We are all of us familiar with Churchill’s quote about “The Few”, but not many people realise he was paying tribute to the airmen of Bomber Command as well as the fighter pilots.
” Never in the field of human conflict has so much been owed by so many to so few. All hearts go out to the fighter pilots whose brilliant actions we see with our own eyes day after day, but we must never forget that all the time, night after night, month after month, our bomber squadrons travel far into Germany, find their targets, often under the heaviest fire, often with serious loss, with deliberate, careful discrimination, and inflict shattering blows upon the whole of the technical and war-making structure of the Nazi power. On no part of the Royal Air Force does the weight of the war fall more heavily…”
– Winston Churchill.
It wasn’t one particular veteran’s story that brought a lump to my throat though. As I sat at one of the tables going through my notes, waiting for them all to arrive, I spotted a long row of empty wheelchairs lined up at the entrance to the hangar.
Ready, waiting, for the very last of the heroes of Bomber Command.
You can read more about the work of Project Propeller here
Above Us The Stars: 10 Squadron Bomber Command – The Wireless Operator’s Story will be published in Summer 2020, and is now available to pre-order.
The Horsekeeper’s Daughter (2017) – a bestselling true story of 19th century migration from the mining villages of north east England to the Queensland rainforests.
Moira Gulliford July 11, 2018
This brought tears to my eyes as I remembered the quiet unassuming man who was my Uncle Jack. Like many others he never spoke of his war time experiences but his life always revolved around the RAF and RAFA . ASSOCIATION for which he worked tirelessly. Well done Jane for caring enough to write about our quiet heroes.
Julie Williams July 15, 2021
I love reading what you write Jane. The minute you start writing I am drawn into the people you write about. You make them come back to life and that is the greatest legacy.
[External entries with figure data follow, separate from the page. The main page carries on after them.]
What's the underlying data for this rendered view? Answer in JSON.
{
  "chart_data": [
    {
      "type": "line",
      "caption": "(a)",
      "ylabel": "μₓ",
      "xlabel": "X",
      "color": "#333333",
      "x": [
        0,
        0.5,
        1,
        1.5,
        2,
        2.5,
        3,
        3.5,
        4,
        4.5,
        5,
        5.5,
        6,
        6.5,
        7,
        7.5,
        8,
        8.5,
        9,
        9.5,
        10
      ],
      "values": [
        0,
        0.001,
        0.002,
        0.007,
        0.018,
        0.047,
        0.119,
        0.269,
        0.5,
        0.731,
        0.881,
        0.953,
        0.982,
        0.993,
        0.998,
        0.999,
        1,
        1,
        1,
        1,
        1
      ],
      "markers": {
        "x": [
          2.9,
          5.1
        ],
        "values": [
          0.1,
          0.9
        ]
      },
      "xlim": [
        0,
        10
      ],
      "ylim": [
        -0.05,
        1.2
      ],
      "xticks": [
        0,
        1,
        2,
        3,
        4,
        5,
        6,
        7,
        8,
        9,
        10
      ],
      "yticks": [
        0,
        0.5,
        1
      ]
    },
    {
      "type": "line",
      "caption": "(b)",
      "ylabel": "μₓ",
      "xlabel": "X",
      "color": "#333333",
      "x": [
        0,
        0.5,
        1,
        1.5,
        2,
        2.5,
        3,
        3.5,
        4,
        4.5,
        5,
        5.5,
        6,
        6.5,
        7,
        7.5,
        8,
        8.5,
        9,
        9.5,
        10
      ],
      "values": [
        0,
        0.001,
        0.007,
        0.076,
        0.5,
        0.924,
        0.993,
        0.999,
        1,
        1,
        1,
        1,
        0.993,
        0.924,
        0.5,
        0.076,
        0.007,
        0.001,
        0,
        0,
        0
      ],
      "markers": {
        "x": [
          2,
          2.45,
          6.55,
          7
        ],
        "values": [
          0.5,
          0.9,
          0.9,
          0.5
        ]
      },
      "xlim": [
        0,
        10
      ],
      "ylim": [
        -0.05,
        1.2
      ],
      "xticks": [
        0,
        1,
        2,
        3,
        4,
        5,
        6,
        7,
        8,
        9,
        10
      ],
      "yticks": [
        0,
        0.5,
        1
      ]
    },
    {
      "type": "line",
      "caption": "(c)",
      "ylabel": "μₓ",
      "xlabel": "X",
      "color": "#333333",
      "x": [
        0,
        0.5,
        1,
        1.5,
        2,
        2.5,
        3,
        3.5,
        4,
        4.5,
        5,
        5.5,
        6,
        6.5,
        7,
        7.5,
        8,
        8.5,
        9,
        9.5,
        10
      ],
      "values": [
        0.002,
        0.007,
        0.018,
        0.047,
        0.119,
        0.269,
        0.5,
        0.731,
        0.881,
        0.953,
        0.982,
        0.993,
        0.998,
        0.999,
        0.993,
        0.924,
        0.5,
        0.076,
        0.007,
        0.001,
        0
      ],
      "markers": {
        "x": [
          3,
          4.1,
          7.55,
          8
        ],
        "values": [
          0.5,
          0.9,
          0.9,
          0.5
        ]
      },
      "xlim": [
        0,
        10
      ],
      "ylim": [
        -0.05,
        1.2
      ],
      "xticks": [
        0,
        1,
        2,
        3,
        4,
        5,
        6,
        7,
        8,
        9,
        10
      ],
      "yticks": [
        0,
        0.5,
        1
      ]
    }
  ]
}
Every time we talk about a person – their legacy lives on.
Geoff Cooper October 8, 2022
Well done for honouring these heroes while they’re still with us.. Infinitely preferable to reading their obits.
I’ve been privileged to meet a few of these former Bomber Command aircrew (prefer that to the term ‘veteran’) and I always felt inspired afterwards.
It’s been said before but it can’t be said often enough – they truly were the greatest generation.